In 16 years, ARIJ has trained more than 3,500 graduates – ARIJeans, they call themselves. They from a tight knit network, a community that is spread out across not only the region, but the entire world, as the wars in Syria and Yemen and harassment in many other countries have forced several journalists to flee their countries of origin.

On the Zoom connection, Rana Sabbagh expresses pride in the generation of investigative reporters ARIJ has helped form.

“I look around and someone that came through ARIJ is there: at the BBC doing digital media, at Deutsche Welle and Al-Jazeera doing investigations. ARIJ introduced something nobody ever dreamed about, something nobody ever understood, and in very difficult circumstances,” she says. She also highlights the ARIJeans filling the editorial rooms of some of the region’s most prominent media outlets – and IMS partners – such as Daraj, Sowt, H7ber and Inkyfada.

“ARIJ has undoubtedly played a major role introducing investigative journalism to the Arab world. Years later, it wouldn’t be an exaggeration to say that some of the best investigative journalism produced in the region is one way or the other related to ARIJ or its graduates,” Alia Ibrahim, co-founder of Daraj, a prominent pan-Arab news site, writes in an email.

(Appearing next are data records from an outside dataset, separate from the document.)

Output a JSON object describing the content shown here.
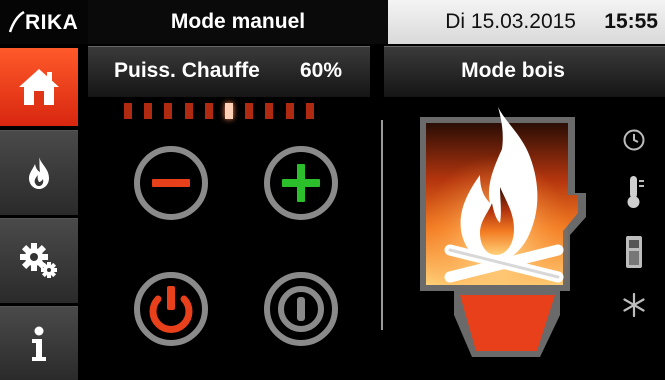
{
  "header": {
    "brand": "RIKA",
    "mode_title": "Mode manuel",
    "date": "Di 15.03.2015",
    "time": "15:55"
  },
  "sidebar": {
    "items": [
      {
        "icon": "home-icon",
        "active": true
      },
      {
        "icon": "flame-icon",
        "active": false
      },
      {
        "icon": "gears-icon",
        "active": false
      },
      {
        "icon": "info-icon",
        "active": false
      }
    ]
  },
  "power": {
    "label": "Puiss. Chauffe",
    "value": "60%",
    "level_steps": 10,
    "active_step": 6
  },
  "controls": {
    "minus": "minus-icon",
    "plus": "plus-icon",
    "on": "power-on-icon",
    "off": "power-off-icon"
  },
  "right": {
    "mode": "Mode bois",
    "status_icons": [
      "clock-icon",
      "thermometer-icon",
      "phone-icon",
      "snowflake-icon"
    ]
  },
  "colors": {
    "accent": "#e8401a",
    "green": "#2bc02b",
    "gray": "#8a8a8a"
  }
}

With ARIJeans in a number of prime positions, Daraj produces its own investigations and has also collaborated in cross-border investigations, including as part of the media consortium investigating the Pegasus data leak and the Paradise papers.

Supporting the ecosystem

Today, an ARIJ-produced curriculum in investigative journalism is being taught in 70 colleges and universities across the region, and the current generation of journalists in the Arab world is coming of age in a culture where investigative journalism exists.

“ARIJ has established the culture [of investigative journalism, ed.], and now we need to support the ecosystem,” says Rawan Damen on the future focus of ARIJ.

One of the first steps in that regard has been to acknowledge factchecking as an integral part of investigative journalism by establishing the Arab Factcheckers Network that trains and connects factcheckers across the region.

“The expansion of disinformation and misinformation is unbelievable in the Arab world, and here our governments are part of spreading of fake news. We believe factcheckers will be targeted as much as investigative reporters in the future because governments will understand that the debunking of their information will be done by those factcheckers. That is a big problem we are facing,” says Rawan Damen.

IMS continues to support ARIJ through the Danish-Arab Partnership Programme.